"Thou mayest speak freely before her, worthy Olaj Beg. Azrael is the root of my life."

Olaj Beg made another deep and long obeisance.

He had heard enough of that name to need no further recommendation. He made up his mind on the spot to tell Hassan, who was in the power of this infernal woman, no more than he deserved to know.

"Then thou hast brought the Princess with thee?" insisted Hassan, whose joy beamed upon his face in spite of himself. "Did the Transylvanian gentlemen make much difficulty in handing her over?"

"They handed her over, but it would have been very much better if they had not. I should have preferred it if they had risen in her behalf, stirred up all Klausenberg against me and beaten me to death. At any rate, I should then have died gloriously. But alas! the Magyar race is degenerating, it has begun to be sensible. Those good old times have gone when they used to fire a whole village for the sake of a runaway female slave; and it was possible to seize a whole county in exchange for one burnt village; if the Hungarian gentry continue to be as wise as they are now the younger generation of them may strike root in our very Empire."

"I was alarmed on thy account, for I have just received a letter from the Pasha of Grosswardein, in which he informed me that certain persons had attacked the Princess's escort at Királyhágó and cut them down to a man."

"I anticipated that," replied Olaj Beg slily. "When with much shedding of tears they handed the Princess over to me, I heard them whisper in her ear: 'Fear nothing!' and I well understood from that that those same gentlemen who in the council chamber, with wise precautions, resolved to deliver up the fugitive Princess, had agreed among themselves over their cups at dinner-time that as I left Transylvania they would lie in wait for, fall upon me, and liberate and take away with them the Princess whom, by the way, they did not deliver over immediately, giving out that she was sick and suffering torments. While I was awaiting her recovery, nobody but her ladies was allowed admittance to her, and as soon as she was on her legs again, I made all my preparations for the journey next day, marshalling all the carriages and baggage-wagons in the courtyard. I myself, however, got into a sorry matted conveyance with the Princess and her child, and set off the same night in the direction of Déva. My suite, with the empty carriages, was to follow next morning in the direction of Grosswardein. The masked men cut them down as arranged, but the Princess and her son were in safe hands all the time. Olaj Beg is an old fox, and a fox knows his way about."

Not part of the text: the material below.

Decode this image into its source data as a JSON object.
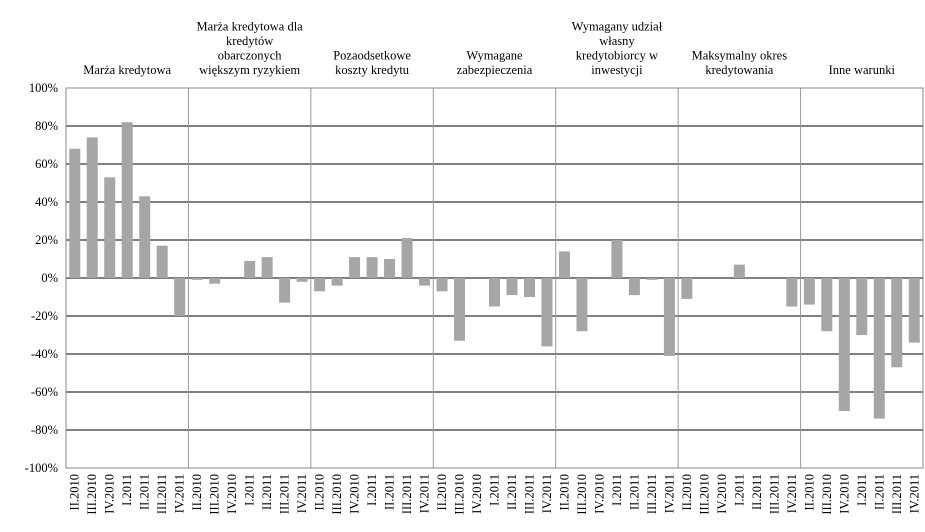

Hassan Pasha rubbed his hands delightedly.

"Nevertheless," continued Olaj Beg, "imagine not, my good general, that because this woman is now in thy hands thou wilt be able to keep her. Sleeplessness will enter thy house as soon as thou hast admitted her within thy doors. If it be hard to guard any woman, it will be particularly hard to guard this one. The men and women of a whole kingdom have sworn to set her free by force or fraud, and will use every effort to do so. They will open thy bedroom doors with skeleton keys, they will dig beneath thy cellars, they will strew sleeping powder in thy evening potions, they will corrupt thy most faithful servants, and if no other poison make any impression upon thee they will pour into thy heart the most potent of all poisons, the tears of a supplicating woman. I have brought the treasure, and I deliver it into thy hands. Allah requites me for my pains by taking her from me. Thou art now her guard, conceal her as best thou canst. Thy greatest worry will be that thou canst not slay her, for indeed she were best hidden beneath the ground. But thou art to see to it that she is delivered alive into the hands of the Sultan's envoys, for shouldst thou kill her thyself be sure thou wilt soon feel the silken cord around thine own neck. Meanwhile, peace be with thee and to all who abide in the shadow of the Prophet!"

With these words Olaj Beg stepped into the adjoining room, and leading in the Princess, placed her hand in the hand of Hassan; then he raised his eyes to Heaven.